File Sizes For Web And Mobile
Large files often take a long time to download when accessed via a mobile connection. There’s nothing more annoying than the browser whirring around as it struggles to download a graphic or video. That high-res, glossy sales brochure may not be viable for your sales reps on the road.
Instead, pick a format that works well on both the web and mobiles. JPEGs or PNGs are the best choices. And if you are using lots of videos on your intranet, then upload them first to YouTube. You can then embed the video in an iframe or widget on your intranet. That way, you can be certain users can access the footage, whether working from a desktop or mobile device.
The potential for custom integration with other enterprise systems is one of the intranet’s main advantages. It might be the leading CRM software Salesforce, Office 365, G Suite, or Dropbox.
Custom integrations mean employees don’t waste time switching between different platforms and logins. The intranet simplifies access and makes it easier to share data and information across these platforms.

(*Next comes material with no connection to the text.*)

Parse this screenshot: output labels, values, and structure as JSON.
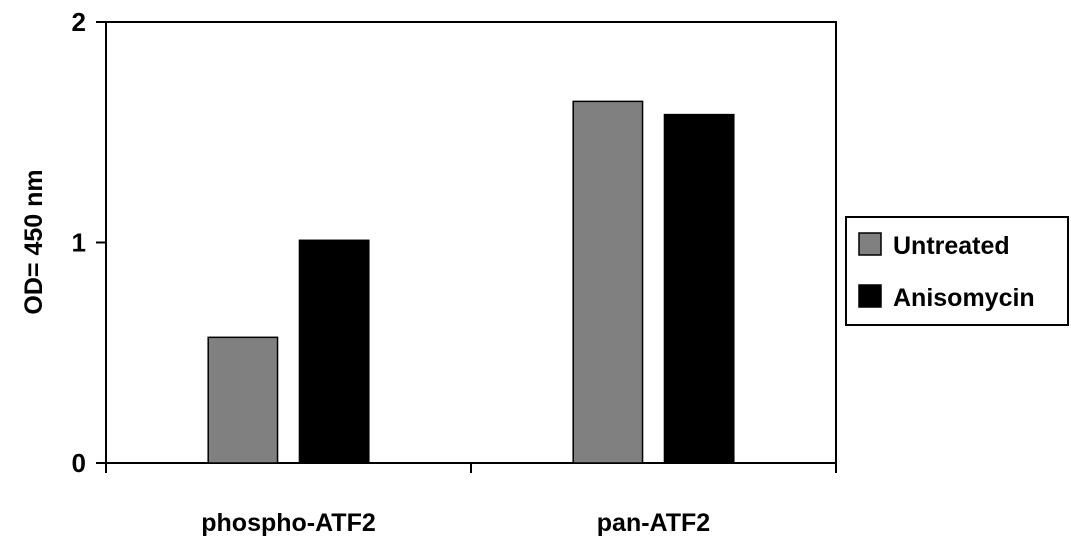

And it’s also possible to embed hyperlinks or iframes directly in the intranet. This is a good option for frequently used sites or external systems that don’t need full integration, such as a time tracking app or cloud payroll system.
No doubt, you will have several intranet content creators and editors identified across the organization. These contributors may be based on job, department, or location. Whatever the case, develop branding guidelines to ensure that all-important consistency and uniformity to your intranet presentation.